Dès lors qu’il s’exprime dans la langue du peuple, Fela peut élargir considérablement son auditoire, notamment dans la mégapole tentaculaire qu’est Lagos. Parallèlement, les thèmes de ses chansons prennent un tour de plus en plus critique et politique. Il aborde beaucoup plus librement les préoccupations du petit peuple, le fait rire, s’indigner ou réfléchir sur des thèmes touchant l’ensemble de la société nigériane. Avec J.J.D. (Johnny Just Drop), enregistré dans l’intimité de sa maison, la «République de Kalakuta», devant la communauté qui l’habite, Fela aborde un thème récurrent de son œuvre. Il se moque de l’élite africaine qui se rend ridicule à force de prétendre ostensiblement à une éducation et un mode de vie à l’européenne.
Fela cultive la proximité avec son auditoire populaire, dont les préoccupations trouvent un écho direct dans les thèmes de ses chansons.

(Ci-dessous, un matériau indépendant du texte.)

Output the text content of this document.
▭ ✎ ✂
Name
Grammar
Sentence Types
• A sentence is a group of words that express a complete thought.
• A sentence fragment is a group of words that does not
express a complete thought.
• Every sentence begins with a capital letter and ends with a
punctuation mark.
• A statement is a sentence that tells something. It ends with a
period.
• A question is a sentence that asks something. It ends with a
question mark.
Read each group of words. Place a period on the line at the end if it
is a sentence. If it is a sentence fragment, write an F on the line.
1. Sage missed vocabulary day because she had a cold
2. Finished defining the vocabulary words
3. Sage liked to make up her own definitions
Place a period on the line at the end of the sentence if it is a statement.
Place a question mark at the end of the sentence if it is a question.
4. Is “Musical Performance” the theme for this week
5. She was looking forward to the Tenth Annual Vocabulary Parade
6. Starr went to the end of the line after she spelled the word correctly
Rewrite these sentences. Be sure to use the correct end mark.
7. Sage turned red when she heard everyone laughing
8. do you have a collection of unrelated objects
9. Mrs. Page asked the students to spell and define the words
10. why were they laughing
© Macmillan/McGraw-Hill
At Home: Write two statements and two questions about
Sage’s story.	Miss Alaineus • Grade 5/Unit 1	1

La soirée hebdomadaire de concert baptisée «Yabis Night» à l’Afrika Shrine est ainsi consacrée à l’échange entre Fela et son public, sur des sujets choisis par l’artiste, principalement en mode humoristique. Yabis étant l’exercice de la plaisanterie immodérée, chacun est invité à rire et renchérir de bons mots. Or à ce jeu, Fela est imbattable.
À mesure que grandissent ses ambitions politiques, jusqu’à vouloir briguer la présidence du Nigeria, le propos se fait plus caustique, sérieux, voire lancinant. Dans «Pansa», Fela énumère les chansons qui témoignent de ses confrontations avec la junte militaire («Alagbon Close», «Kalakuta Show» et autres «Zombie»). Puis il conclut: «Tant que l’Afrique souffrira, sans unité, sans liberté, sans justice, sans joie, ils en entendront [de ces chansons] encore et encore!»
À partir de 1977, face à l’hostilité croissante des autorités vis-à-vis de Fela et de sa communauté, les propos du chanteur se font ouvertement et nominalement accusateurs. Les élites au pouvoir sont systématiquement traitées de corrompus, de voleurs, d’assassins… Témoin la chanson «Authority Stealing», où Fela dénonce les usurpateurs qui confisquent le pouvoir au Nigeria.
Dès lors que la carrière de Fela prend une dimension internationale, les dirigeants des grandes nations responsables de l’hégémonie politique et culturelle occidentale deviennent naturellement la cible de ses chansons. Dans «Beasts of No Nation», ses propos virulents fustigent nommément Margaret Thatcher et Ronald Reagan, complices de Pik Botha qui dirige l’Afrique du Sud soumise au régime d’apartheid. La chanson les présente comme des «animaux» assoiffés du sang des peuples et qui veulent priver les Africains de leurs droits humains.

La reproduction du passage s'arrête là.